D’après le directeur national de Parcem, l’IGE devrait donner ses copies de rapports à la Cour des comptes, mais ces institutions sont toujours en rivalité, en conflit, notamment au niveau de l’adhésion à l’INTUSAI, qui est une institution internationale dans laquelle adhèrent les institutions de contrôle. « Les problèmes que rencontrent ces deux institutions est qu’il y a toujours un budget insuffisant. La Cour des comptes n’a pas de magistrats de carrière. Elle n’a pas la capacité de gérer les comptes. La mise en application de leurs recommandations reste problématique. Aucune institution de répression ne réserve de suite à leurs rapports. »

Comme solution, Faustin Ndikumana trouve qu’il faut réformer ces institutions et le cadre légal de lutte contre la corruption ; mettre sur pied une seule institution de contrôle, avec des pouvoirs juridictionnels, qui coordonne toutes les actions de prévention, de contrôle, avec une mission claire de poursuivre les cadres qui se rendent coupables de certaines malversations économiques.

Hamza Venant Burikukiye : « Que les mécanismes déjà mis en place jouent pleinement leurs rôles. »

« On ne peut pas nier qu’au Burundi le phénomène de corruption est observé.

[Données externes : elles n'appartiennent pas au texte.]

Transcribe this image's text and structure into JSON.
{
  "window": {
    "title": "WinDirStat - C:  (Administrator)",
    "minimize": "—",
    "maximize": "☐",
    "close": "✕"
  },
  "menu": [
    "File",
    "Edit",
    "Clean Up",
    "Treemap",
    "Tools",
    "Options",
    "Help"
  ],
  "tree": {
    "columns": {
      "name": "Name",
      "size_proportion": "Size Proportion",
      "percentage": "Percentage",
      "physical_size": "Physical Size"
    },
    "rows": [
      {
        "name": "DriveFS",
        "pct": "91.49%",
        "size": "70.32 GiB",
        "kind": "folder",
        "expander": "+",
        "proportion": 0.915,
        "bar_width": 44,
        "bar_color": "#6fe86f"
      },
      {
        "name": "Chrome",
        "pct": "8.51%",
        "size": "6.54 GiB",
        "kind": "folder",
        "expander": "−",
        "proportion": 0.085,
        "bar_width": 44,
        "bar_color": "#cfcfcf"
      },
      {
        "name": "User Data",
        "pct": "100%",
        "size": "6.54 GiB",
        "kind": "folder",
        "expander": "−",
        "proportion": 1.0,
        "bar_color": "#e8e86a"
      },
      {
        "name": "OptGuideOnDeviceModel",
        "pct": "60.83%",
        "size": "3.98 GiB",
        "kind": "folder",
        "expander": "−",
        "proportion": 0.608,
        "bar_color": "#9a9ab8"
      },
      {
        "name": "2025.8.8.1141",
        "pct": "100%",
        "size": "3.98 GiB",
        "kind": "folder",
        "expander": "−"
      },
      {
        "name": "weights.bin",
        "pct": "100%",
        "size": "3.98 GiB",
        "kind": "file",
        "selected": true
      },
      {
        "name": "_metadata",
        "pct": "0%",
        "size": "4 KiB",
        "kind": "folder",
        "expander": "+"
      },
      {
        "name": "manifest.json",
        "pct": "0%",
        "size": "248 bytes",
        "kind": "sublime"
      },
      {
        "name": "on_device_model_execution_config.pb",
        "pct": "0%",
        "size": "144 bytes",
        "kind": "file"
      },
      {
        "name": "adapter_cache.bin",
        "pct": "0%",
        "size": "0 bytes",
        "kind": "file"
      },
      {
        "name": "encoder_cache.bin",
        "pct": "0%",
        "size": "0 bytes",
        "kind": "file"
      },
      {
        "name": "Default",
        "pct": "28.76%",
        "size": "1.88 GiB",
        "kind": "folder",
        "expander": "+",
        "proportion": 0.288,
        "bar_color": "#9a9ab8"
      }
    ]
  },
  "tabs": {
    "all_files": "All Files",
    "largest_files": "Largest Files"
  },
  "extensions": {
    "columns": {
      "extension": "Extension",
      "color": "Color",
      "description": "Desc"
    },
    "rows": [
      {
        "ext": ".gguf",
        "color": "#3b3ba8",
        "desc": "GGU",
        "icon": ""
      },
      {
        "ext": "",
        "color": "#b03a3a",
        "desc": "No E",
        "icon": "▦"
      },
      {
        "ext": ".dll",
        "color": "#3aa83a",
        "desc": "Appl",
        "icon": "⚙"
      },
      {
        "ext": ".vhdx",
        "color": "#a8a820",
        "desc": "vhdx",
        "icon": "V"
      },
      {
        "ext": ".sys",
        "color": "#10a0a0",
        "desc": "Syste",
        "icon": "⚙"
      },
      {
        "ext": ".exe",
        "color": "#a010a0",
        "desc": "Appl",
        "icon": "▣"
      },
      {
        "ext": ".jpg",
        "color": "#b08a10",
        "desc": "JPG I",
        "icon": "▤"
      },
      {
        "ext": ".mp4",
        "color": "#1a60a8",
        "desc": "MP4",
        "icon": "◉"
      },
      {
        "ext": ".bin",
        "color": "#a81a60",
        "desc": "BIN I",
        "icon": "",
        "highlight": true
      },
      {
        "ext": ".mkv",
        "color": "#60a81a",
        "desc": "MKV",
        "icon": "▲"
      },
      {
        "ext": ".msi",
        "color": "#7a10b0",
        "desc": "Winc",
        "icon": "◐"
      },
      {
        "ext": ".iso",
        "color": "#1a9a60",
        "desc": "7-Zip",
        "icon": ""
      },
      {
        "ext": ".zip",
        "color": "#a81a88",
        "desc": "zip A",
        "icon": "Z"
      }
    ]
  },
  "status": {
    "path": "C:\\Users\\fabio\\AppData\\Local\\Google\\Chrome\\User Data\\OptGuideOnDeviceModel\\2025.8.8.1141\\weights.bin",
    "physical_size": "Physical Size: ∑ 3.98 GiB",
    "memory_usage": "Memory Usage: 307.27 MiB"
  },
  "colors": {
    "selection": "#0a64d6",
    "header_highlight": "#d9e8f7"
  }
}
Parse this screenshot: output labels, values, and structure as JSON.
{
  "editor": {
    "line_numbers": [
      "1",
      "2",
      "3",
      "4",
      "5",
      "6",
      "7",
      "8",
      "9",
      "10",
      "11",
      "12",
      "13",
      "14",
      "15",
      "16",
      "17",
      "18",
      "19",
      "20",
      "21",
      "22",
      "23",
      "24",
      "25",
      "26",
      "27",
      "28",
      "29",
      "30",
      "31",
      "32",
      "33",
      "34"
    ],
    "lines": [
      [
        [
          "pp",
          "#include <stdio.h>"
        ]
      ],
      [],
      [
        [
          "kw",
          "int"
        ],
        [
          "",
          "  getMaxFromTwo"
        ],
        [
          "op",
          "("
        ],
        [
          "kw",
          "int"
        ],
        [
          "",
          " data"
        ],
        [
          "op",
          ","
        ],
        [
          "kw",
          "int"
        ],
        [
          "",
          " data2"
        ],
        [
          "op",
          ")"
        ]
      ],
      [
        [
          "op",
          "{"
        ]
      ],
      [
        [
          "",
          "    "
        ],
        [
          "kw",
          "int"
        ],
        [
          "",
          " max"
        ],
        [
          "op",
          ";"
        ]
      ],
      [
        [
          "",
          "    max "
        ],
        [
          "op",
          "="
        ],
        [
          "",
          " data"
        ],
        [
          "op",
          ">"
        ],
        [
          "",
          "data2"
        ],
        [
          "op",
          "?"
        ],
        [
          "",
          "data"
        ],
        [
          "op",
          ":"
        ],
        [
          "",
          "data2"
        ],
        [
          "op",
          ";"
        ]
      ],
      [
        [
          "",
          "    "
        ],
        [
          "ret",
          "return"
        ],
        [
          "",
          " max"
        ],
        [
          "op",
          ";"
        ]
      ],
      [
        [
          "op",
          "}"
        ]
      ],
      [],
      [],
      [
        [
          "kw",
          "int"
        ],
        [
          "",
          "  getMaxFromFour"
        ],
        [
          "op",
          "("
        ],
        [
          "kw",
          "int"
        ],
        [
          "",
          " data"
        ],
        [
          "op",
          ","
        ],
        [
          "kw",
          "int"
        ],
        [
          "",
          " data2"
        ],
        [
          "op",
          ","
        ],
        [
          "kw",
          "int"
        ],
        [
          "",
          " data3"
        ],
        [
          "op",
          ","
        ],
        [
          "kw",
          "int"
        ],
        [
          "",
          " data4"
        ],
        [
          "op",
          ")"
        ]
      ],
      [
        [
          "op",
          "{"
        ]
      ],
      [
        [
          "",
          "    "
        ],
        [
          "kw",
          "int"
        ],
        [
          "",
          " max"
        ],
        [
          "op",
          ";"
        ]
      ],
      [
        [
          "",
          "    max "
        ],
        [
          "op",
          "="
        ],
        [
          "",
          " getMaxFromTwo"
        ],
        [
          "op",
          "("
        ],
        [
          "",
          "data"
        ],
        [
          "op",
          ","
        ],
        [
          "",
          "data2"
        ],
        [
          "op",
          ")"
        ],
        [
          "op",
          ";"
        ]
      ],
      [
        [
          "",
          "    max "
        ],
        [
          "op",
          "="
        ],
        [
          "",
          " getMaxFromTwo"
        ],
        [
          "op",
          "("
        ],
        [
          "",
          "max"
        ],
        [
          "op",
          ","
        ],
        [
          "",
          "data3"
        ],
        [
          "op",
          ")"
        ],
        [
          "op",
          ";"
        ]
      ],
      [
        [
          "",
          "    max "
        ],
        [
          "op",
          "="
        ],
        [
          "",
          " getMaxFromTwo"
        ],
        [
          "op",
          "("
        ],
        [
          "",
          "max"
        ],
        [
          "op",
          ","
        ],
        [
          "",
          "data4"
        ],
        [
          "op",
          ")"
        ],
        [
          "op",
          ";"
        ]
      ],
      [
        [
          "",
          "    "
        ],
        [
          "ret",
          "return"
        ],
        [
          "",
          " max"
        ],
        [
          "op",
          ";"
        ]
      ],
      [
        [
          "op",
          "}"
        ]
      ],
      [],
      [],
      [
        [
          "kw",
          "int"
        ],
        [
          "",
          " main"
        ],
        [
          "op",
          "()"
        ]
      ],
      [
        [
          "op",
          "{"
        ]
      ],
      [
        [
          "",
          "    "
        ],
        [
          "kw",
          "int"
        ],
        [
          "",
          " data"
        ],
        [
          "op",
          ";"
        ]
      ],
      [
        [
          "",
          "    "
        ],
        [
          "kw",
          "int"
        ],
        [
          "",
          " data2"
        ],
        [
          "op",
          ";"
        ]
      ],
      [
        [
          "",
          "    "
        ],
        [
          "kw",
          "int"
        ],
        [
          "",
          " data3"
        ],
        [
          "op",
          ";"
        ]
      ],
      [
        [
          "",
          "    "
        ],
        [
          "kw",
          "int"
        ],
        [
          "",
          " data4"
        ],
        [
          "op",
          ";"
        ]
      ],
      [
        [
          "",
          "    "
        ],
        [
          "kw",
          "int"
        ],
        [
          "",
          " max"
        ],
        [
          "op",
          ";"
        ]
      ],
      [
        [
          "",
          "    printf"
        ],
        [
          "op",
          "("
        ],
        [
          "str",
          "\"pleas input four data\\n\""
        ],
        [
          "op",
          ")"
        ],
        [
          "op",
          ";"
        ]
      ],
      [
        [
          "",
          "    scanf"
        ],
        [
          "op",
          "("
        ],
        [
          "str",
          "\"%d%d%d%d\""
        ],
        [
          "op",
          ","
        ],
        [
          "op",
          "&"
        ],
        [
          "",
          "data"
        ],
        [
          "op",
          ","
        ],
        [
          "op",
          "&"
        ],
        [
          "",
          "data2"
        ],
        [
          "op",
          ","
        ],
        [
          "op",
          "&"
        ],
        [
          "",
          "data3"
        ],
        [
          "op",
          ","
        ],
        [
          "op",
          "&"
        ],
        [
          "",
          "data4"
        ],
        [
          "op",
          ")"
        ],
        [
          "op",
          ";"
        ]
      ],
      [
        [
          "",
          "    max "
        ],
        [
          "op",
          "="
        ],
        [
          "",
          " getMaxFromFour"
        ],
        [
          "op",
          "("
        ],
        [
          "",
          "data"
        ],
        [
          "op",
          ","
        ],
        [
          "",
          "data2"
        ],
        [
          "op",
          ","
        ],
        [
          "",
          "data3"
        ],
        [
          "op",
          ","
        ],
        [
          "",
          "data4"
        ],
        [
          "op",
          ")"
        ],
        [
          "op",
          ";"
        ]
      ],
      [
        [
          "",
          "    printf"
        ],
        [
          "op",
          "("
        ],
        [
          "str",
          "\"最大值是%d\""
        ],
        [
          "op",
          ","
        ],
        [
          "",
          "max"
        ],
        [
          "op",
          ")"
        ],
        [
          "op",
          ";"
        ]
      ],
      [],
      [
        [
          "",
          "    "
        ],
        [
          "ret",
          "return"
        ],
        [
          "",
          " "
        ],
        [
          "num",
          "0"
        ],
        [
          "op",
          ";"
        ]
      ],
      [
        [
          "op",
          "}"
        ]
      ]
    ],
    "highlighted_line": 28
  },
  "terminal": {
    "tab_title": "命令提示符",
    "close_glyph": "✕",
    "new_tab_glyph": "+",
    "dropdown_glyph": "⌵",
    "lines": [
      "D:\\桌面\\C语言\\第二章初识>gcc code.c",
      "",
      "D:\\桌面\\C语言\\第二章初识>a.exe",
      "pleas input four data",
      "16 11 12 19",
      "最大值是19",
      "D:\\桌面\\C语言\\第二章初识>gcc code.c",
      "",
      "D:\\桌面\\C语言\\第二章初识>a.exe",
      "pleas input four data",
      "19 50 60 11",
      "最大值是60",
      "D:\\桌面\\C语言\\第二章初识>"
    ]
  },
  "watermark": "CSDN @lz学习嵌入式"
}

Toutefois, l’essentiel est que le gouvernement en a pris conscience en mettant en place les lois et les mécanismes de lutte contre la corruption dans toute sa forme », indique le représentant légal de l’Association Capes+. En témoignent, d’après lui, les lois et les instances juridictionnelles pour décourager et réprimer les cas de corruption aussi bien pour les corrupteurs que les corrompus.

Pour lui, les lois ne sont pas lacunaires. Il faut plutôt qu’elles soient respectées et suivies. « Quant au recours de la Haute Cour de justice, même si elle est créée et qu’elle ne remplisse pas ses missions, il n’y aura pas de valeur ajoutée pour réprimer la corruption. Que les mécanismes déjà mis en place jouent pleinement leurs rôles ! »
Pierre Nduwayo : « En investissant dans la jeunesse, on aboutira à un monde meilleur exempte de toute forme de corruption. »

Le président de l’Association burundaise des consommateurs ( Abuco-TI Burundi) rappelle que le thème de la journée était « S’unir avec la jeunesse contre la corruption : Former l’intégrité de demain ». « L’Abuco-TI Burundi a compris cette nécessité de former la jeunesse sur les valeurs d’intégrité puisque depuis 2019, elle a entamé ce processus à travers le projet « Intégrité en milieu scolaire au Burundi » auquel la jeunesse a manifesté un engouement à s’investir dans les valeurs d’intégrité. »

Selon Pierre Nduwayo, cette expérience a montré qu’en investissant dans la jeunesse l’on aboutira à un monde meilleur exempte de toute forme de corruption puisque c’est elle qui, demain, sera au pouvoir car comme le disait si bien Nelson Mandela, « L’éducation est l’arme la plus puissante pour changer le monde »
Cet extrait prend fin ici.